Jules Gustave Flammermont (5 February 1852, in Chaumont-en-Vexin - 29 July 1899, in Lille) was a French historian, largely known for his writings on history of the 18th century.

He studied at the École pratique des Hautes Études and École des Chartes in Paris, receiving his diploma as an archivist-palaeographer in 1878. He worked as a librarian and archivist in the town of Senlis, and afterwards served as secretary to the Duke of Aumale at the Château de Chantilly. In 1883/84 he conducted archival research in Vienna and Berlin, and in 1884 received his doctorate of letters at the Sorbonne. He successively taught classes in history at the universities of Poitiers (from 1884), Douai (from 1886) and Lille (from 1887). In 1887 he received the title of professor of history and geography of antiquity and the Middle Ages.

== Selected works ==
- Notice sur l'histoire de Senlis au moyen âge, 1877 - On the medieval history of Senlis.

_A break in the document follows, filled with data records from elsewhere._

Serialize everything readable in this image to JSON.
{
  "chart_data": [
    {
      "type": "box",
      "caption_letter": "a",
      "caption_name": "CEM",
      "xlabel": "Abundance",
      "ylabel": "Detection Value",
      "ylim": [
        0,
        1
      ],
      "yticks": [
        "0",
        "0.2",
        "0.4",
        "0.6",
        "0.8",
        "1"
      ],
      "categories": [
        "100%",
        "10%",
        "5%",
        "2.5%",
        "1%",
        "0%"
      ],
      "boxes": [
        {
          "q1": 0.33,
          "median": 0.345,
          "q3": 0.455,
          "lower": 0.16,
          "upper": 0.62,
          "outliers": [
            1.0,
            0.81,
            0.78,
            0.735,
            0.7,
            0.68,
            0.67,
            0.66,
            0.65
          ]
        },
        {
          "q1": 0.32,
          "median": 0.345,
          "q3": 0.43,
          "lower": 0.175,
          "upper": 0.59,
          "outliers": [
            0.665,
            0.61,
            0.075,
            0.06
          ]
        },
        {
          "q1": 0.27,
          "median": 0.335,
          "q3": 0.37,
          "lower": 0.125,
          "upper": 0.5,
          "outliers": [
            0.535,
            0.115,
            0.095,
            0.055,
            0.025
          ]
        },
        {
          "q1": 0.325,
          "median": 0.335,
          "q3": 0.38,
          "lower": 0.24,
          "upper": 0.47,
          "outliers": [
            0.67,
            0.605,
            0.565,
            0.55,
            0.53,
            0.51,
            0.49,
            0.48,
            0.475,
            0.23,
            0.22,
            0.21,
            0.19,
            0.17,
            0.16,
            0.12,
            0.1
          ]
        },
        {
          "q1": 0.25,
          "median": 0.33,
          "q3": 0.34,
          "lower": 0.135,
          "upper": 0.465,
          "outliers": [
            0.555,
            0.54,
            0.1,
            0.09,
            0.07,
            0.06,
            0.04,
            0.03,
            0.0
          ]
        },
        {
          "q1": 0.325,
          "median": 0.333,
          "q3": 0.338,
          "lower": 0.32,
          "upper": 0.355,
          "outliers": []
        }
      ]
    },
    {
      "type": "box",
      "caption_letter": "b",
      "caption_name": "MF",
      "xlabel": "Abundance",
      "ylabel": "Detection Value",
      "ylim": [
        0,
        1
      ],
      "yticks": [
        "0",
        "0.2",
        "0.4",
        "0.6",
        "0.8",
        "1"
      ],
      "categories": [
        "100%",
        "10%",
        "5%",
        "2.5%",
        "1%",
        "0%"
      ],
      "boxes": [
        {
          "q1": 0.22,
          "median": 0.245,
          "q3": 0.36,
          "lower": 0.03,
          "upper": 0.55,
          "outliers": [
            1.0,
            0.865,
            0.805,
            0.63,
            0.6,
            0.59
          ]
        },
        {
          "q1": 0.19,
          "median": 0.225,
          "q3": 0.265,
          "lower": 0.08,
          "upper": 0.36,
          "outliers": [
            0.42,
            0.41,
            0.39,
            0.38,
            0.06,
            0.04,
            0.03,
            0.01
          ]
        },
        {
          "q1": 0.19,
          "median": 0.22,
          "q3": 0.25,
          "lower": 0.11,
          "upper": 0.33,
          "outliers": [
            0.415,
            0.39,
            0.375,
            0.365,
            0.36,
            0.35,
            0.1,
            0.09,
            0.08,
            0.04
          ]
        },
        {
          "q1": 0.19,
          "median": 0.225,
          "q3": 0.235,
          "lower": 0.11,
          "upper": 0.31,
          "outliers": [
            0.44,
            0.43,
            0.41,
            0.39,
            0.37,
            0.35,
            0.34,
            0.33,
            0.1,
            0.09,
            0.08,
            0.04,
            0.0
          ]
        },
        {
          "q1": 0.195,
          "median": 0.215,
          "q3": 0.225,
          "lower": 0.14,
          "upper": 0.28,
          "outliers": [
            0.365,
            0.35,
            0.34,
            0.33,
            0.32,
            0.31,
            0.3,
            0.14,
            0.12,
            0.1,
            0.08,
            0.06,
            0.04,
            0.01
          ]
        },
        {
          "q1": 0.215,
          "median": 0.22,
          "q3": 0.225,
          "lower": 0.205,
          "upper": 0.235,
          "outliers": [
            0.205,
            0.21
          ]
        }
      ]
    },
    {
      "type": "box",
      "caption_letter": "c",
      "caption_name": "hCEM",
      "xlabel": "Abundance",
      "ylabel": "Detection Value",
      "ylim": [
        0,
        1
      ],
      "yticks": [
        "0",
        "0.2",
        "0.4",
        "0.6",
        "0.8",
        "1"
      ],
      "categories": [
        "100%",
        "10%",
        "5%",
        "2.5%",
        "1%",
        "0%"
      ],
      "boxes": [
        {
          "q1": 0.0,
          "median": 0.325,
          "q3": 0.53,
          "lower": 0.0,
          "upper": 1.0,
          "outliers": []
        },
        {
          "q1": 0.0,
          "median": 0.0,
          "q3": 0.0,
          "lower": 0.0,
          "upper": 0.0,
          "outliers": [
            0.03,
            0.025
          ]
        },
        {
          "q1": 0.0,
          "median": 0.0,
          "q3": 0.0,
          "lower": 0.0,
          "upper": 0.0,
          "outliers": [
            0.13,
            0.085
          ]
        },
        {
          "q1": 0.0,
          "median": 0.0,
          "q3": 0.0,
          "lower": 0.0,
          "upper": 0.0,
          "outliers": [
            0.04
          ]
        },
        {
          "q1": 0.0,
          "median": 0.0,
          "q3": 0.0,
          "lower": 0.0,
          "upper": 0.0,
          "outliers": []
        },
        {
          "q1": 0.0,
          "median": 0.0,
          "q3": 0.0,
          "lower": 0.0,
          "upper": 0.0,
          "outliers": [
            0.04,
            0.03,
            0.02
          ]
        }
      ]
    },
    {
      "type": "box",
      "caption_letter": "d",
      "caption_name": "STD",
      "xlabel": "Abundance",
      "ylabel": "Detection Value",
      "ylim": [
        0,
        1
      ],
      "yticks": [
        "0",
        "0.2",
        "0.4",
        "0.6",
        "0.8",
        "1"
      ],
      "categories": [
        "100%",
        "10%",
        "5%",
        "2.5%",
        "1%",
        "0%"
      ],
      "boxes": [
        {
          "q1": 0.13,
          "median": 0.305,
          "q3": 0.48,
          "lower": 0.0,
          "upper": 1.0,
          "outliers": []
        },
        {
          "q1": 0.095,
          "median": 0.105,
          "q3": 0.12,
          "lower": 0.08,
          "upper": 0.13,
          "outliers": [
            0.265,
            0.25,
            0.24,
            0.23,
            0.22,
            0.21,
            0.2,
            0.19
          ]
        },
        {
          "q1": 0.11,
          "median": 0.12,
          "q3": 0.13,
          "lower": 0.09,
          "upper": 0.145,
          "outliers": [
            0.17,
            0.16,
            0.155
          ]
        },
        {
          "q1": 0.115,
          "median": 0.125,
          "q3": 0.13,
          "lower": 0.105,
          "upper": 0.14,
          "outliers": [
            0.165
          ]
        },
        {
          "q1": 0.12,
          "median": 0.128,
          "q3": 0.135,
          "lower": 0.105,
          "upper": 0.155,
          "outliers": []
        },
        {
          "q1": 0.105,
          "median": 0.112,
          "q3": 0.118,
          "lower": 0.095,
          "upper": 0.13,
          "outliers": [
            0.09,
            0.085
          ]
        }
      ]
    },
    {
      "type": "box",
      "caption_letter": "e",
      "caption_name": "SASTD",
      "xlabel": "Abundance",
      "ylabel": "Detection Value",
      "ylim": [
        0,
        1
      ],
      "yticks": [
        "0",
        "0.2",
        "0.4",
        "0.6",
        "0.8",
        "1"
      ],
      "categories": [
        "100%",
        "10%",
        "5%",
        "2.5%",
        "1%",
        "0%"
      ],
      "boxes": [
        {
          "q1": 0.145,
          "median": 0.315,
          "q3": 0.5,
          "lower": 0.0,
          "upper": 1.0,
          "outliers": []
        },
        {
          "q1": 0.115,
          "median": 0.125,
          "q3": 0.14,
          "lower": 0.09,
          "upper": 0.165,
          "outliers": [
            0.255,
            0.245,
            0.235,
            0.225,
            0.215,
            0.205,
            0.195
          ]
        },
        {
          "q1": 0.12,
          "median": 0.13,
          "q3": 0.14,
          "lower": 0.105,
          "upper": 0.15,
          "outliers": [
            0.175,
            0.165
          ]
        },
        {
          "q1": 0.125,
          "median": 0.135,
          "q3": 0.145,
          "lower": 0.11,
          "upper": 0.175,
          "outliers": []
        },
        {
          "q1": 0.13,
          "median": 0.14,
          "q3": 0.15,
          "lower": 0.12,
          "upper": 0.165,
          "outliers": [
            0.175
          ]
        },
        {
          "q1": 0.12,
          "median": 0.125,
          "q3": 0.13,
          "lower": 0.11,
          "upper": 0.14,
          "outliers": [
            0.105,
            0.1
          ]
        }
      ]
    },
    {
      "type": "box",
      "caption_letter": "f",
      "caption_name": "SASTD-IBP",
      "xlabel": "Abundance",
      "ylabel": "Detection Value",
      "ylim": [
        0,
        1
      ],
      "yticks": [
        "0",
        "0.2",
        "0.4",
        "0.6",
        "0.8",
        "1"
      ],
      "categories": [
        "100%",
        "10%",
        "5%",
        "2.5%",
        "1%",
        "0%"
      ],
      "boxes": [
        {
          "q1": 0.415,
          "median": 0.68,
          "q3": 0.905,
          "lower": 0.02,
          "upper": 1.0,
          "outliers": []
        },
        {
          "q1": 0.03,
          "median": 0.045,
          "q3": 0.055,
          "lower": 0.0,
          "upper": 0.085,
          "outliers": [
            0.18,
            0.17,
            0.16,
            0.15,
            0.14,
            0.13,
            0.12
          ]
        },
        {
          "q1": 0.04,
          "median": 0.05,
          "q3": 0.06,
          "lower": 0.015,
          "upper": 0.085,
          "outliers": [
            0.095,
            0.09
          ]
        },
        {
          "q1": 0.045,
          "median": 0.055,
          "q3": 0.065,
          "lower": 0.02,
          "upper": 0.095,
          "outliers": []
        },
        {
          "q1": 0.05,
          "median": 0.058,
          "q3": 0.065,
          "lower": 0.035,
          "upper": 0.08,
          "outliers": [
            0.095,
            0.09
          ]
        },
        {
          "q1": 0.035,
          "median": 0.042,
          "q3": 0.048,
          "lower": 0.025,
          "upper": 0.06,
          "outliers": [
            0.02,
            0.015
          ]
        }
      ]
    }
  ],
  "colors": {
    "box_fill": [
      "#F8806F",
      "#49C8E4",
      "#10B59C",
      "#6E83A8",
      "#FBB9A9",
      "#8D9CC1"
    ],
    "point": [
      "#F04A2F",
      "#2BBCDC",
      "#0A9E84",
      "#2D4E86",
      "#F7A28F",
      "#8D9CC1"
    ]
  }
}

- Histoire de Senlis pendant la second partie de la guerre de cent ans (1405-1441), 1879 - History of Senlis during the second part of the Hundred Years War, (1405–1441).
- Le chancelier Maupeou et les Parlements, 1885 - The chancellor Maupeou and parlements.
- Négociations secrètes de Louis XVI et du baron de Breteuil avec la cour de Berlin, 1885 - Secret negotiations of Louis XVI and the Baron de Breteuil with the Court of Berlin.
- Les jésuites et les parlements au XVIIIe siècle : conférence faite á Poitiers le 7 février 1885 á la Ligue de l'enseignement, 1885 - The Jesuits and parliaments in the eighteenth century.
- Études critiques sur les sources de l'histoire du XVIIIe siècle, I. Les Mémoires de Mme Campan, 1886 - Critical studies on historical sources of the eighteenth century; the memoirs of Jeanne-Louise-Henriette Campan.
- De l'authenticité des mémoires de Talleyrand, 1892 - The authenticity of the memoirs of Talleyrand.
- Album paléographique du Nord de la France; chartes et documents historiques reproduits, 1896 - Palaeographic album of Nord.
- Les portraits de Marie-Antoinette / extrait de la gazette des beaux-arts, 1897 - Portraits of Marie Antoinette; extract from the Gazette of Fine Arts.
- Remontrances du Parlement de Paris au XVIIIe siècle (3 volumes, 1888–98) - Remonstrances of the Parlement of Paris in the eighteenth century.